Le premier boum, la recette qui a produit l'univers et la vie, est né des circonstances. Le deuxième boum, celui de l'esprit et de l'outil, a été pensé.
Je tiens un signe de cette seconde explosion dans mes mains. Pas de son et lumière ; la plupart des gens diraient que ce que je tiens dans la main est juste un caillou. Rentrez dans n'importe quel cabinet de curiosités et demandez à voir leurs haches à main. Ils vous montreront quelque chose de similaire à ce que je tiens : une pierre qui ressemble à une pointe de flèche dont l'extrémité est aiguisée et acérée. Sa taille est proche de celle d'un paquet de cartes et elle tient confortablement dans la main. Les haches à main sont fréquemment citées comme le premier objet de fabrication humaine ; les plus anciens spécimens, découverts en Ethiopie, ont un âge estimé à deux millions et demi d'années.
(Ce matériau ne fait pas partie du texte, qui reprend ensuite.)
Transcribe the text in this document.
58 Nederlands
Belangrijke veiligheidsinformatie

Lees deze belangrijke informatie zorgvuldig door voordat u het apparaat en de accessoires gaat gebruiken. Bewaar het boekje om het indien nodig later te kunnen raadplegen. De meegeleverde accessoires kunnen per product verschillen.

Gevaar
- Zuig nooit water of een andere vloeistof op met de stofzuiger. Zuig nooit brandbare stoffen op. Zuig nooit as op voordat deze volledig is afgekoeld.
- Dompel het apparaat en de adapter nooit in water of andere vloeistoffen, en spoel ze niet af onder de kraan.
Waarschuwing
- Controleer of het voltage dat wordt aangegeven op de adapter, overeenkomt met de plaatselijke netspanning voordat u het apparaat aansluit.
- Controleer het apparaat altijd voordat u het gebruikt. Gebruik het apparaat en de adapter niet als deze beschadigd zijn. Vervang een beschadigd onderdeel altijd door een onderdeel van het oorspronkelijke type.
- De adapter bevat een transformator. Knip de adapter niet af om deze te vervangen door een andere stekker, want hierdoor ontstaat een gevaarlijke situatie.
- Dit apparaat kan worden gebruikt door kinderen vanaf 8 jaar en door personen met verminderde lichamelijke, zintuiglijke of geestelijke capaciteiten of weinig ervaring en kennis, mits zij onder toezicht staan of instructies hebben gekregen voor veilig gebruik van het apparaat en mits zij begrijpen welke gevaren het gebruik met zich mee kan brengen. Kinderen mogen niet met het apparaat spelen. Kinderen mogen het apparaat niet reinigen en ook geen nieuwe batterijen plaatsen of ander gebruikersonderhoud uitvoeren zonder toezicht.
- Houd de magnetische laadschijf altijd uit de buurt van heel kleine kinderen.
Nous avons commencé à façonner ce monde il y a fort longtemps.
Les haches à main marquent le premier instant où nous avons pris conscience que le monde était malléable ; que les choses peuvent changer et bouger, et que nous pouvons initier ces transformations nous-mêmes. Être humain, c'est retoucher, c'est imaginer une condition meilleure, et décider de travailler à la réaliser en donnant forme au monde autour de nous.
En ce sens, la création est le domaine de transformations qui concernent les étapes à suivre pour façonner nos circonstances. Celui qui a fabriqué cette hache à main a transformé un caillou en un outil qui lui a permis de changer une noix pleine en une assiette creuse, et les bêtes de la plaine en dîner. Le même instinct de fabrication s'exerçait quand les frères Wright ont volé dans leur premier avion ou quand les architectes grecs se sont assis pour planifier le chef d'œuvre du Parthenon. Les produits de nos efforts s'étendent derrière nous dans un sillage de répercussions et persistent, dans certains cas, pour des millions d'années.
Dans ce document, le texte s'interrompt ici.